A minha imensa decepção e que me faz escrever essa carta para você deputada. É explicar porque você perdeu uma eleitora, uma grande fã e apoiadora. Eu não quero mais fazer campanha para alguém que na hora que estiver em jogo o meu tempo livre, o tempo de ficar com meus filhos, o tempo da minha saúde, da velhice digna e etc… Quando tudo isso estiver em jogo eu quero ter a certeza que a deputada que eu votei vai ficar do meu lado e não do lado de quem sempre se deu bem nesse país.

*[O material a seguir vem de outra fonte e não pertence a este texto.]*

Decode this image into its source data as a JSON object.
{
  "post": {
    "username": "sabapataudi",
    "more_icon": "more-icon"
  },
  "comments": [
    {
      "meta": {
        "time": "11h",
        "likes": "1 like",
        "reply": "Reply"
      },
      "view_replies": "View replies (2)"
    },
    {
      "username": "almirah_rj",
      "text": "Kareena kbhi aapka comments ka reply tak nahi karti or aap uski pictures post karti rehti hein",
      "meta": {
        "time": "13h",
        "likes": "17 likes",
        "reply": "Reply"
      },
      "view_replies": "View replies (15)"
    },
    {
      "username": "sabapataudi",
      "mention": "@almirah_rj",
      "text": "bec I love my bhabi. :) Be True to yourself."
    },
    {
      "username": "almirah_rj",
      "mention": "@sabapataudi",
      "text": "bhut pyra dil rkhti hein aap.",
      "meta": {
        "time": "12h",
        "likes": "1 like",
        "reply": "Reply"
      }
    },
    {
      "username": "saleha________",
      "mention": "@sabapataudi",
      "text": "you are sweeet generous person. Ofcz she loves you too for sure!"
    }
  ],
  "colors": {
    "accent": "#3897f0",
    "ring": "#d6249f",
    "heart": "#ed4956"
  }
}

Do lado dos banqueiros, … já está quase todo PIB que esse país produz…

Essa gente que vive numa realidade paralela de tão ricas que são

Essa gente vive num luxo infinito, alguns deles já tem deputados que gastam R$ 150 mil reais com tratamento dentário (dinheiro público), pisando sobre os sonhos de milhões de brasileiras e brasileiros, e incrivelmente tem o escárnio de chamar o trabalhador de privilegiado.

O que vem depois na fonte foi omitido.